Opposition Leader Bill Shorten’s undisclosed 2007 donation was significantly higher than initially indicated, the Victorian ALP’s belated declaration shows.

Last week, Shorten admitted that the salary of Lance Wilson, a worker on his 2007 election campaign, which had been partly paid for by labour hire firm Unibuilt and partly by the Australian Workers Union, had not been declared by the Victorian branch of the ALP in its donation disclosure for 2007. Donations, including in-kind donations, over a disclosure threshold (that year, $10,500) have to be declared by both the donor and the party receiving it to the Australian Electoral Commission. The royal commission heard from counsel assisting Jeremy Stoljar that the sum not declared in relation to Wilson was approximately $40,000.

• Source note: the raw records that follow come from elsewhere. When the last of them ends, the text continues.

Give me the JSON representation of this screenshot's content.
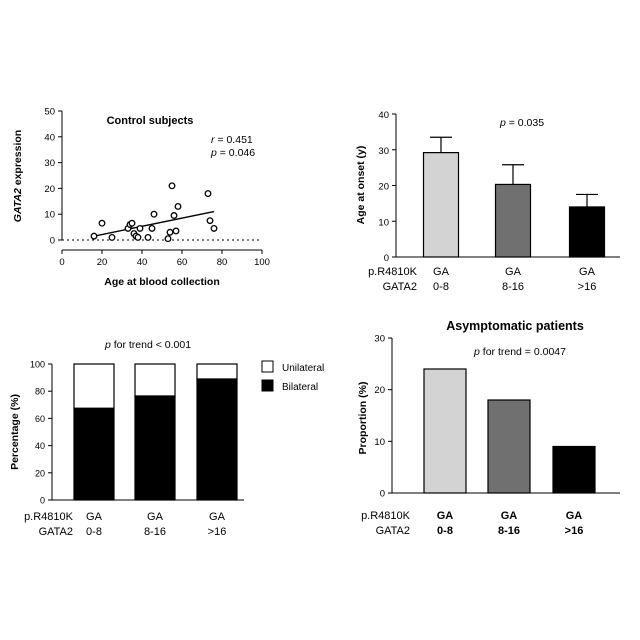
{
  "chart_data": [
    {
      "id": "A",
      "type": "scatter",
      "title": "Control subjects",
      "xlabel": "Age at blood collection",
      "ylabel_parts": [
        {
          "text": "GATA2",
          "italic": true
        },
        {
          "text": " expression",
          "italic": false
        }
      ],
      "xlim": [
        0,
        100
      ],
      "ylim": [
        0,
        50
      ],
      "xticks": [
        0,
        20,
        40,
        60,
        80,
        100
      ],
      "yticks": [
        0,
        10,
        20,
        30,
        40,
        50
      ],
      "annotations": [
        {
          "label": "r",
          "text": " = 0.451"
        },
        {
          "label": "p",
          "text": " = 0.046"
        }
      ],
      "points": [
        [
          16,
          1.5
        ],
        [
          20,
          6.5
        ],
        [
          25,
          1
        ],
        [
          33,
          4.5
        ],
        [
          34,
          6
        ],
        [
          35,
          6.5
        ],
        [
          36,
          2.5
        ],
        [
          37,
          1.5
        ],
        [
          38,
          1
        ],
        [
          39,
          4.5
        ],
        [
          43,
          1
        ],
        [
          45,
          4.5
        ],
        [
          46,
          10
        ],
        [
          53,
          0.5
        ],
        [
          54,
          3
        ],
        [
          55,
          21
        ],
        [
          56,
          9.5
        ],
        [
          57,
          3.5
        ],
        [
          58,
          13
        ],
        [
          73,
          18
        ],
        [
          74,
          7.5
        ],
        [
          76,
          4.5
        ]
      ],
      "regression": {
        "x": [
          16,
          76
        ],
        "y": [
          1.5,
          11
        ]
      },
      "baseline_dotted_y": 0
    },
    {
      "id": "B",
      "type": "bar",
      "ylabel": "Age at onset (y)",
      "ylim": [
        0,
        40
      ],
      "yticks": [
        0,
        10,
        20,
        30,
        40
      ],
      "stat_label": "p",
      "stat_text": " = 0.035",
      "row_labels": [
        "p.R4810K",
        "GATA2"
      ],
      "categories": [
        {
          "line1": "GA",
          "line2": "0-8"
        },
        {
          "line1": "GA",
          "line2": "8-16"
        },
        {
          "line1": "GA",
          "line2": ">16"
        }
      ],
      "values": [
        29.2,
        20.3,
        14.0
      ],
      "errors": [
        4.3,
        5.5,
        3.5
      ],
      "colors": [
        "#d3d3d3",
        "#707070",
        "#000000"
      ]
    },
    {
      "id": "C",
      "type": "bar",
      "stacked": true,
      "ylabel": "Percentage (%)",
      "ylim": [
        0,
        100
      ],
      "yticks": [
        0,
        20,
        40,
        60,
        80,
        100
      ],
      "stat_label": "p",
      "stat_text": " for trend < 0.001",
      "row_labels": [
        "p.R4810K",
        "GATA2"
      ],
      "categories": [
        {
          "line1": "GA",
          "line2": "0-8"
        },
        {
          "line1": "GA",
          "line2": "8-16"
        },
        {
          "line1": "GA",
          "line2": ">16"
        }
      ],
      "series": [
        {
          "name": "Bilateral",
          "values": [
            67.5,
            76.5,
            89
          ],
          "color": "#000000"
        },
        {
          "name": "Unilateral",
          "values": [
            32.5,
            23.5,
            11
          ],
          "color": "#ffffff"
        }
      ],
      "legend_position": "right"
    },
    {
      "id": "D",
      "type": "bar",
      "title": "Asymptomatic patients",
      "ylabel": "Proportion (%)",
      "ylim": [
        0,
        30
      ],
      "yticks": [
        0,
        10,
        20,
        30
      ],
      "stat_label": "p",
      "stat_text": " for trend = 0.0047",
      "row_labels": [
        "p.R4810K",
        "GATA2"
      ],
      "categories": [
        {
          "line1": "GA",
          "line2": "0-8"
        },
        {
          "line1": "GA",
          "line2": "8-16"
        },
        {
          "line1": "GA",
          "line2": ">16"
        }
      ],
      "values": [
        24,
        18,
        9
      ],
      "colors": [
        "#d3d3d3",
        "#707070",
        "#000000"
      ]
    }
  ]
}
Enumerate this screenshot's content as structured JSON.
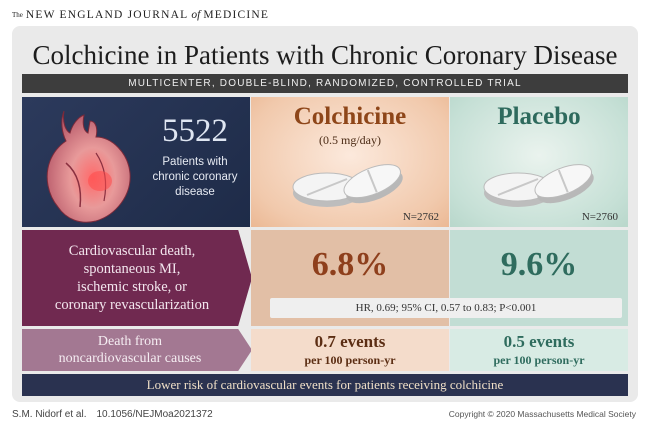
{
  "header": {
    "journal_the": "The",
    "journal_main": "NEW ENGLAND JOURNAL",
    "journal_of": "of",
    "journal_end": "MEDICINE"
  },
  "title": "Colchicine in Patients with Chronic Coronary Disease",
  "subtitle": "MULTICENTER, DOUBLE-BLIND, RANDOMIZED, CONTROLLED TRIAL",
  "population": {
    "count": "5522",
    "line1": "Patients with",
    "line2": "chronic coronary",
    "line3": "disease"
  },
  "arms": {
    "colchicine": {
      "name": "Colchicine",
      "dose": "(0.5 mg/day)",
      "n": "N=2762",
      "color": "#8e4619"
    },
    "placebo": {
      "name": "Placebo",
      "n": "N=2760",
      "color": "#2e6a5d"
    }
  },
  "outcomes": {
    "primary": {
      "label_lines": [
        "Cardiovascular death,",
        "spontaneous MI,",
        "ischemic stroke,  or",
        "coronary revascularization"
      ],
      "colchicine": "6.8%",
      "placebo": "9.6%",
      "stats": "HR, 0.69; 95% CI, 0.57 to 0.83; P<0.001"
    },
    "noncardio": {
      "label_lines": [
        "Death from",
        "noncardiovascular causes"
      ],
      "colchicine_events": "0.7 events",
      "placebo_events": "0.5 events",
      "per": "per 100 person-yr"
    }
  },
  "conclusion": "Lower risk of cardiovascular events for patients receiving colchicine",
  "footer": {
    "authors": "S.M. Nidorf et al.",
    "doi": "10.1056/NEJMoa2021372",
    "copyright": "Copyright © 2020 Massachusetts Medical Society"
  }
}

The amended declarations, now online on the AEC site, were sent by the Victorian ALP last Friday, two days after Shorten’s evidence. Shorten told the commission he had alerted the ALP to the failure to declare the previous Friday or Monday. The amount not previously disclosed for 2006-07 and 2007-08 totals $54,742, composed of a donation in the 2006-07 financial year from Unibuilt of $12,587 and $42,968 paid for by the Victorian branch of the AWU in 2007-08.

In addition, the new 2007-08 disclosure includes another $11,774 donated to the Victorian ALP by the national office of the AWU, of which Shorten was national secretary at the time. The disclosure is the Victorian branch’s fourth amendment for that year; the 2006-07 declaration for the Unibuilt donation has been done in such haste, a 2007-08 form was used and the dates (mostly) crossed out.

Unibuilt failed to declare its donation in 2006-07 or any other year, but the company no longer operates.